Thanks again Kip, as always, another stunning “ridiculoma” of CMS, trying to drive MDs in to an obviously failing program. APMs and the risk bearing nut of ACOs, and ACOs are the spawn of HMOs. At some point, CMS must really take an honest look at itself before continually promoting failed policies. Seems like most things they do are true experiments, no evidence based modeling, no obvious improvements in cost, outcome, burden, etc. I did have hope for the new admin, Tom Price, etc, but that is fading fast. We really need a true, front line MD to take the reins and fix all this mess.
A thoughtful analysis with an underlying theme of a CMS misguided effort with a result without any results. A cost-benefit analysis would be disheartening, at best.
.
Its possible that its chaotic character was the result of the regulatory fine print defined by its legislative authorization. I have only one direct experience with the well-intentioned CMS personnel. My consultant connection with CMS involved a large project for Medicare. This project had been defined by Congress with an ultimately meaningless value to CMS for the roll-out of its Part D Benefit Plan.

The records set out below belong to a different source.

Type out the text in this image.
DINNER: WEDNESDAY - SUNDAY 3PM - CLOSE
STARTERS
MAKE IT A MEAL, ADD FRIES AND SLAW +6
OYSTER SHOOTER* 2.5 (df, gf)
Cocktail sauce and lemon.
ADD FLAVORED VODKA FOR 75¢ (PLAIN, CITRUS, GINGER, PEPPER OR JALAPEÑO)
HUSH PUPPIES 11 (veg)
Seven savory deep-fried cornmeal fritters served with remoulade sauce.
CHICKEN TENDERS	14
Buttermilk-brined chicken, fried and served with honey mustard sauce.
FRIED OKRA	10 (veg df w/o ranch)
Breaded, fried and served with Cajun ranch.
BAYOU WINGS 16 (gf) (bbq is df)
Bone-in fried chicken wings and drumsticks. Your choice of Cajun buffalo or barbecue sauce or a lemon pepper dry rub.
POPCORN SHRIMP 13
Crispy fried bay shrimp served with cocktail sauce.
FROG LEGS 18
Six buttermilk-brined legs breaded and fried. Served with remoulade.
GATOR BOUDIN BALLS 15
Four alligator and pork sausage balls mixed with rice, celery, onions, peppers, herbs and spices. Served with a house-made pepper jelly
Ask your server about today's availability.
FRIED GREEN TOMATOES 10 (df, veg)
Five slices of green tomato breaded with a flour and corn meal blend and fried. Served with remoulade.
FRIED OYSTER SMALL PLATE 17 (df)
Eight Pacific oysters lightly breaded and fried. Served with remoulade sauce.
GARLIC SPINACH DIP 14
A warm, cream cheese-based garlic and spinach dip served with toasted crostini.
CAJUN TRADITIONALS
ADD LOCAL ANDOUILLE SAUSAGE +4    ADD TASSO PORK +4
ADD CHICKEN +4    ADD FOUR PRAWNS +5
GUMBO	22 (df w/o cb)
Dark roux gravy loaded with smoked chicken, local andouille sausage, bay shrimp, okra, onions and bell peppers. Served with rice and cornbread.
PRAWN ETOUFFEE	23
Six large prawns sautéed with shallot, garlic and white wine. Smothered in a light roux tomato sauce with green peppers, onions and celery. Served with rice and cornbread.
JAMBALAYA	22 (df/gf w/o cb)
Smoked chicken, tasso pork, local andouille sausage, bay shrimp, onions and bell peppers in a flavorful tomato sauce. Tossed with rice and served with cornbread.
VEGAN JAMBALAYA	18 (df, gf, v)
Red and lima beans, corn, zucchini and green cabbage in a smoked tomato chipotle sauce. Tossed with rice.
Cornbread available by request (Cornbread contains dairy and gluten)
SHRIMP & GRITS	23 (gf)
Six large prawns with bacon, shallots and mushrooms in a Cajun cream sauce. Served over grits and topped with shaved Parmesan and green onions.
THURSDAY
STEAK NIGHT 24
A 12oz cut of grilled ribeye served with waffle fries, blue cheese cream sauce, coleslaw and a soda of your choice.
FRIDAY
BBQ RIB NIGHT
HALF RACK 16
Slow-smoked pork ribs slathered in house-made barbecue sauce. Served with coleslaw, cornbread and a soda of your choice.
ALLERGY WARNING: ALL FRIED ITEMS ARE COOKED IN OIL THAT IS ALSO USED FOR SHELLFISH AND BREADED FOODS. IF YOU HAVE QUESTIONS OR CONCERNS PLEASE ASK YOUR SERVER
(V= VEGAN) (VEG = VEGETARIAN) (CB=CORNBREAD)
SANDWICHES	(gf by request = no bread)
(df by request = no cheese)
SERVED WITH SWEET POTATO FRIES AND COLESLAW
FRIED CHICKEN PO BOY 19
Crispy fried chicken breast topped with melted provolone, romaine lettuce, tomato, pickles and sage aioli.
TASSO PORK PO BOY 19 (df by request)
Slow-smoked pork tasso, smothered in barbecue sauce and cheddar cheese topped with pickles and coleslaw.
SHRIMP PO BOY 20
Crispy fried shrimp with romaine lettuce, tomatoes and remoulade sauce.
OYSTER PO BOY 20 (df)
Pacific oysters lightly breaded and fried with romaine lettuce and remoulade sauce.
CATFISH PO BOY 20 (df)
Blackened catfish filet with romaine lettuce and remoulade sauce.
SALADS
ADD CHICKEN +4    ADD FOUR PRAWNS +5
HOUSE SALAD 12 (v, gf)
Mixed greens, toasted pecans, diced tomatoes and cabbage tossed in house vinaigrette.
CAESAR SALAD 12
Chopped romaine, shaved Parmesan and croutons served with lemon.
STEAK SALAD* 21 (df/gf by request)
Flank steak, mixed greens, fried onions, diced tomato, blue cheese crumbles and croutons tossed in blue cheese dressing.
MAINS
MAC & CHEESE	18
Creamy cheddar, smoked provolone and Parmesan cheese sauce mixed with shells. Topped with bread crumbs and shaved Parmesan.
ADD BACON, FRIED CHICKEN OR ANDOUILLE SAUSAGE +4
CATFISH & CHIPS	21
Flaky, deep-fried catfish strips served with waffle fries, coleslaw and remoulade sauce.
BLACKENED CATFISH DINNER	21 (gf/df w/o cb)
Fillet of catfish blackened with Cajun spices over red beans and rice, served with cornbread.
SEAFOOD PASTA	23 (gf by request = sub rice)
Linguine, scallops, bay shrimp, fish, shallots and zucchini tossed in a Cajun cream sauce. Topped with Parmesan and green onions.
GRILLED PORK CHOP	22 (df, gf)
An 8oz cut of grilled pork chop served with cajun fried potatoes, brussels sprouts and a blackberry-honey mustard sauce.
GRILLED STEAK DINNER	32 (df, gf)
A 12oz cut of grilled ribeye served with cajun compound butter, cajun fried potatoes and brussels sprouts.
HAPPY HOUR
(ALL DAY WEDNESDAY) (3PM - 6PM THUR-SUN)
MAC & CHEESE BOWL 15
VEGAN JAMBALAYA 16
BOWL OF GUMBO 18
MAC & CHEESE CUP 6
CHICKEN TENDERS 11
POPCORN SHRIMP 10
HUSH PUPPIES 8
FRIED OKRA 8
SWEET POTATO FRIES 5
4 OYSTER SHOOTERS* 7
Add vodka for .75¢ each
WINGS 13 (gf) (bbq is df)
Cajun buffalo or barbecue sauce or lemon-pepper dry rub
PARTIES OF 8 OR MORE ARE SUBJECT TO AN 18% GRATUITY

Interesting. I’ve looked at utilization patterns in the Medicaid population and there’s an argument to be made that the people who are highest cost — and thus hitting the hospital — also are not seeking primary care, which would make attribution difficult at best. It’s also true that traditional primary care is not well geared to handle the needs of the highest cost patients, particularly up in the top 5 percent. That takes a system. Your points are thus well taken. CMS has traditionally had difficult getting a handle on the characteristics of their highest cost populations and how to identify them and then how to incentivize the development of delivery systems to meet their needs. Your article affirms that maybe ACO redesign should look toward hospitals and getting them to develop and anchor population health management programs and systems. For which they have the most financial wherewithal and incentives, given that, at least in California, the big non-profit delivery systems lose bucketloads of money on Medicare (and Medicaid).